Zielgruppenbestimmung im Marketing: So bestimmst Du Deine Zielgruppe 2000 1333 Ralph Scholze

Die Zielgruppenbestimmung im Marketing ist eine der wichtigsten Aufgabe im Marketing. Allerdings kann dies Deinem Unternehmen sehr viel Umsatz und Gewinn kosten wie die Praxis leider oft zeigt, wenn die Umsetzung dieser Aufgabe halbherzig erfolgt. Damit Dir dies nicht passiert, findest Du in diesem Artikel Möglichkeiten zum Bestimmen Deiner Zielgruppe für Dein Marketing.

Inhaltsverzeichnis für diesen Artikel zum Thema Targeting im Marketing

Dich erwarten in diesem Artikel zu dem Thema Targeting im Marketing folgende Schwerpunkte:

  1. Grundlage für das Bestimmen der Zielgruppe im Marketing
  2. Viele Wege für die Zielgruppenbestimmung im Marketing
  3. Zielgruppe bestimmen für eine Marketing-Kampagne: Ein einfaches Beispiel
  4. Fazit für Zielgruppenbestimmung im Marketing

Das Bestimmen der eigenen Zielgruppe im Marketing ist eine der grundlegendsten Aufgaben von Unternehmen wie das Finden der passenden Preispolitik. Demzufolge könnte man denken, dass diese Marketing-Aufgabe viele Unternehmen ernst nehmen. Jedoch tun sich viele Unternehmen in der Realität sehr schwer mit diesem Thema. Dies führt so gar soweit, dass Unternehmen lange Zeit die falsche Zielgruppe ansprechen. Die Folgen kannst Du Dir selbst ausmalen. Hier liegt also noch einiges im Argen.

Ein Beispiel aus der Praxis für ein Restaurant ohne Lieferservice und Online-Shop: Alle Erwachsende zwischen 20 und 65 mit Einkommen.

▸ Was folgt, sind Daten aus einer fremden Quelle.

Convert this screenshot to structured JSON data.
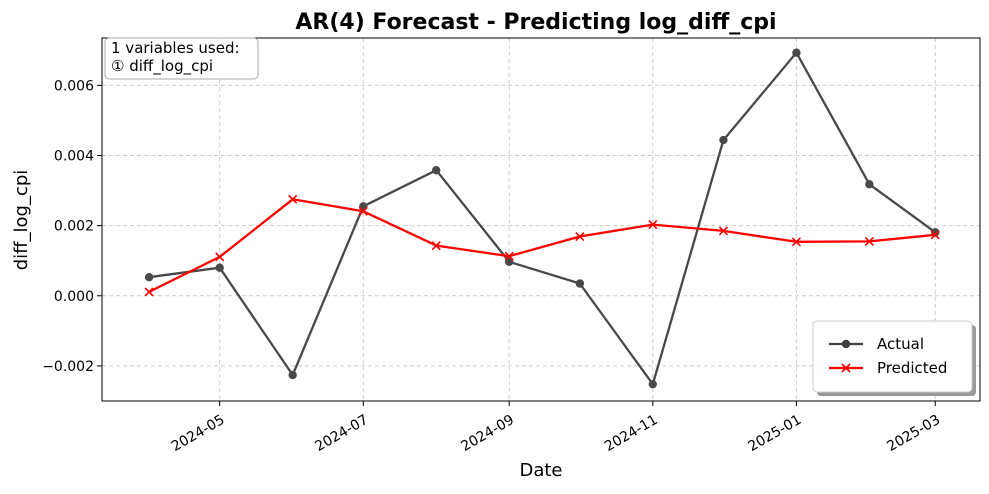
{
  "chart_data": {
    "type": "line",
    "title": "AR(4) Forecast - Predicting log_diff_cpi",
    "xlabel": "Date",
    "ylabel": "diff_log_cpi",
    "x_tick_labels": [
      "2024-05",
      "2024-07",
      "2024-09",
      "2024-11",
      "2025-01",
      "2025-03"
    ],
    "x_ticks": [
      "2024-05-01",
      "2024-07-01",
      "2024-09-01",
      "2024-11-01",
      "2025-01-01",
      "2025-03-01"
    ],
    "y_tick_labels": [
      "−0.002",
      "0.000",
      "0.002",
      "0.004",
      "0.006"
    ],
    "y_ticks": [
      -0.002,
      0.0,
      0.002,
      0.004,
      0.006
    ],
    "ylim": [
      -0.003,
      0.00735
    ],
    "xlim": [
      "2024-03-12",
      "2025-03-20"
    ],
    "grid": true,
    "legend_position": "lower-right",
    "annotation": {
      "line1": "1 variables used:",
      "line2": "① diff_log_cpi"
    },
    "x": [
      "2024-04-01",
      "2024-05-01",
      "2024-06-01",
      "2024-07-01",
      "2024-08-01",
      "2024-09-01",
      "2024-10-01",
      "2024-11-01",
      "2024-12-01",
      "2025-01-01",
      "2025-02-01",
      "2025-03-01"
    ],
    "series": [
      {
        "name": "Actual",
        "color": "#404040",
        "marker": "circle",
        "values": [
          0.00053,
          0.0008,
          -0.00226,
          0.00255,
          0.00358,
          0.00097,
          0.00035,
          -0.00252,
          0.00444,
          0.00693,
          0.00318,
          0.00181
        ]
      },
      {
        "name": "Predicted",
        "color": "#ff0000",
        "marker": "x",
        "values": [
          0.00011,
          0.00111,
          0.00275,
          0.00241,
          0.00143,
          0.00113,
          0.00169,
          0.00203,
          0.00185,
          0.00154,
          0.00155,
          0.00174
        ]
      }
    ]
  }
}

Du siehst bestimmt selbst, dass diese Angabe für die eigene Zielgruppe sehr ungenau ist. Denn warum zum Beispiel braucht dieses Restaurant Erwachsende aus Sydney, Rio de Janeiro oder New York? Da sehen wir bereits, dass eine geografische Eingrenzung sinnvoll und wirtschaftlich notwendig ist. Daher steckt oft eine gewisse Angst, potenzielle Kunden auszuschließen. Diese Angst basiert vielleicht aufgrund der „Political correctness“. Jedoch für das Marketing notwendig ist eine sehr genaue Zielgruppe. Gerade der Fokus auf die richtige Zielgruppe fördert zahlreiche Vorteile für Dein Unternehmen.

Grundlage für das Bestimmen der Zielgruppe im Marketing

Das Bestimmen der Zielgruppe im Marketing nach konkreten Merkmalen basiert auf der Marktsegmentierung. Das heißt, den vollständigen Markt nach konkreten Merkmalen zu unterscheiden in Käufergruppen beziehungsweise -segmente.

Im Grunde genommen müssen die Käufersegmente bezüglich ihres Kaufverhaltens in sich homogen und gegenüber anderen Käufersegmenten heterogen sein [1]. Davon leitet sich der Hauptzweck der Marktsegmentierung ab. Er besteht darin, zwischen den Käufern markante Differenzen sichtbar darzustellen [1]. Des Weiteren basiert die Marktsegmentierung auf das tatsächliche Kaufverhalten. Deswegen dürfen nur die Kriterien zum Einsatz kommen, welche das Verbraucherverhalten erklären. Daraus resultieren klare Anforderungen an das Marketing.

Viele Wege für die Zielgruppenbestimmung im Marketing

Eng verbunden mit der Bestimmung Deiner Zielgruppe ist der „Customer Lifetime Value“ (CLV; „Kundenlebenszeitwert“). Der Artikel von der Süddeutschen Zeitung: „Die Vermessung des Kunden“ [2] widmet sich dem Thema sehr vereinfacht.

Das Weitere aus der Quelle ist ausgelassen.